As the expansion of data centres across SA accelerates, global software giant Oracle will formally announce tomorrow that it has chosen Johannesburg as the site of its first data centre in Africa.
The company's CEO and founder, Larry Ellison, said two years ago that SA would become the company's first "cloud region" in Africa.
"The South Africa cloud region is part of Oracle's strategy to meet customers where they are, enabling customers to keep data and services where they need it," said Regis Louis, Oracle vice-president for cloud strategy in Europe, the Middle East and Africa.
Oracle has been in SA for three decades.
"All of our regions support every service and feature, and are available to customers anywhere in the world," Louis said.
"Companies are realising that reliance on a single cloud-infrastructure provider is neither wise nor practical. Oracle has introduced several hundred new cloud services and features and is continuing to see organisations in South Africa turn to Oracle to run their most mission-critical workloads in the cloud."
Louis said the company sees similar urgency in SA as in Europe and Middle East countries to drive transformation, and a similar need for more business agility, cost reduction and data security.
"This is why we are building a data region in South Africa with the exact same characteristics as any other data region that we build around the world, as we are trying to address similar problems."

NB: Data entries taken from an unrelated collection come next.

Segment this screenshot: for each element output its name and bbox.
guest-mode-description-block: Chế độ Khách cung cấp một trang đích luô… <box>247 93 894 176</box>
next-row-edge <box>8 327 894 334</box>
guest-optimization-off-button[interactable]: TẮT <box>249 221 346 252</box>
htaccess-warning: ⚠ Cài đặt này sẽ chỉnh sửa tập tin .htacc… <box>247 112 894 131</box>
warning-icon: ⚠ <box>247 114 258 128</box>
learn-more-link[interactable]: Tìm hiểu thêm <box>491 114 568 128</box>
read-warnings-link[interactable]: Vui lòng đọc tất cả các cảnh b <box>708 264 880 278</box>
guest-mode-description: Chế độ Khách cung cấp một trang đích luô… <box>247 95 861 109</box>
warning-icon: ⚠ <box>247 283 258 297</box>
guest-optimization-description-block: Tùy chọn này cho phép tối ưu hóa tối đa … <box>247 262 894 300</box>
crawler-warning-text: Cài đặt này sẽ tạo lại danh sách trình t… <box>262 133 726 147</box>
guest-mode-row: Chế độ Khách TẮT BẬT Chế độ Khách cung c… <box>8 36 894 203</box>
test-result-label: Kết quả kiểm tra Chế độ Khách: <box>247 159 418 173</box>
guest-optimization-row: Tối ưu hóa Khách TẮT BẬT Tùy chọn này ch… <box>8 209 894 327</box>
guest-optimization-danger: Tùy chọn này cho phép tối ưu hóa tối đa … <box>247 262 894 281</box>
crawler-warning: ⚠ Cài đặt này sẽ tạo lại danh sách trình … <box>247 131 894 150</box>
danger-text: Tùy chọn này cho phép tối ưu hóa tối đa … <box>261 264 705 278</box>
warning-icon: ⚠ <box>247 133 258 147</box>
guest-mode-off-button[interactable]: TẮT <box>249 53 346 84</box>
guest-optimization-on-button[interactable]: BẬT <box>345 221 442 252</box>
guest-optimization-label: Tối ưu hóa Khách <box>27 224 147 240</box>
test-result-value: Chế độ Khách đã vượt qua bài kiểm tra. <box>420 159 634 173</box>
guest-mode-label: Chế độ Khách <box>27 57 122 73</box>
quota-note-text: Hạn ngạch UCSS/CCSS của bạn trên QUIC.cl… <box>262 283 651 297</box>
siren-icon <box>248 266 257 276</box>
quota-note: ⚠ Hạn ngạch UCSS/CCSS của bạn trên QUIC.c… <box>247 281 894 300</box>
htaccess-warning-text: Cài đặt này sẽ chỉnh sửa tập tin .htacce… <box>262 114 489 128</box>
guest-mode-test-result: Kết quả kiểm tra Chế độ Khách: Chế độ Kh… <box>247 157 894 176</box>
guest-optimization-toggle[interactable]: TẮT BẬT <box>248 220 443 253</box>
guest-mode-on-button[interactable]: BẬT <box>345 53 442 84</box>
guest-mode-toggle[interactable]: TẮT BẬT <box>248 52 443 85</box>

Louis pointed to a recent study by research firm International Data Corp (IDC) that said cloud reliance in SA accelerated last year as companies extended enterprise applications to remote workers and transformed the associated business processes.
Jon Tullett, senior research manager for IT services in Sub-Saharan Africa at the IDC, said Johannesburg was a natural location for the new facility.
"Johannesburg has by far the biggest data centre industry, with the associated expertise, resources, and supply chains as well," he said.
"Cape Town is more typically a secondary data centre location, unless a company has an existing primary technical facility there. Amazon Web Services (AWS), of course, is an example of the latter - it's operated a technical centre in Cape Town for many years. In Oracle's case, it would have also considered proximity to large customers, and Johannesburg has more of those, too."
Tullett said SA is part of a global strategy for Oracle.
"[It] offers a mix of cloud technologies . from software to hardware to service, and many of their solutions do benefit from having infrastructure based locally. The company has an aggressive rollout plan for new data centres worldwide - it's a go-to-market strategy they're executing on, and South Africa is a step on that road map."
Tullett does not believe the data centre market is saturated despite substantial investment in the sector. In the past three years, AWS has built two major facilities in Cape Town, Microsoft has built Azure data centres in Cape Town and Johannesburg, Teraco has unveiled the largest data centre in Africa, and Huawei has opened one in Johannesburg.
"It makes the market more competitive, and will also contribute to the growth of cloud adoption, partnerships and, very importantly, skills development," said Tullett.
"In the past we might have expressed caution about saturation, but in the last couple of years there has been a steady growth of enterprise customers . Investments like this are likely to make the pie bigger for everyone, for at least the next few years."
Teraco Data Environments, Africa's largest vendor-neutral data centre provider, announced on Thursday that its Cape Town 2 hyperscale data centre had been completed in Brackenfell.
It is the first of two phases, which Teraco CEO Jan Hnizdo said would benefit from Cape Town being one of Africa's most digitally connected cities.
Aside from being home to numerous digitally connected enterprises, the city is near the landing sites of most major subsea cable systems serving the region.
Next year Google's Equiano cable will enter service, followed a year later by the high-capacity 2Africa cable, both landing near Cape Town.
Teraco's new data centre is the biggest independent facility of its kind in the Western Cape, Hnizdo said.
"Now, enterprises have the ability of large-scale deployment through a third party and to deploy their own infrastructure in a highly available facility, built to hyperscale specifications. In terms of our installed capacity, it's a 20% increase."
Teraco is currently completing a Johannesburg data centre, Joburg 4, which will be similar in size to the new Cape Town facility. Hnizdo believes that Oracle's data centre will play a complementary role, rather than competing with Teraco.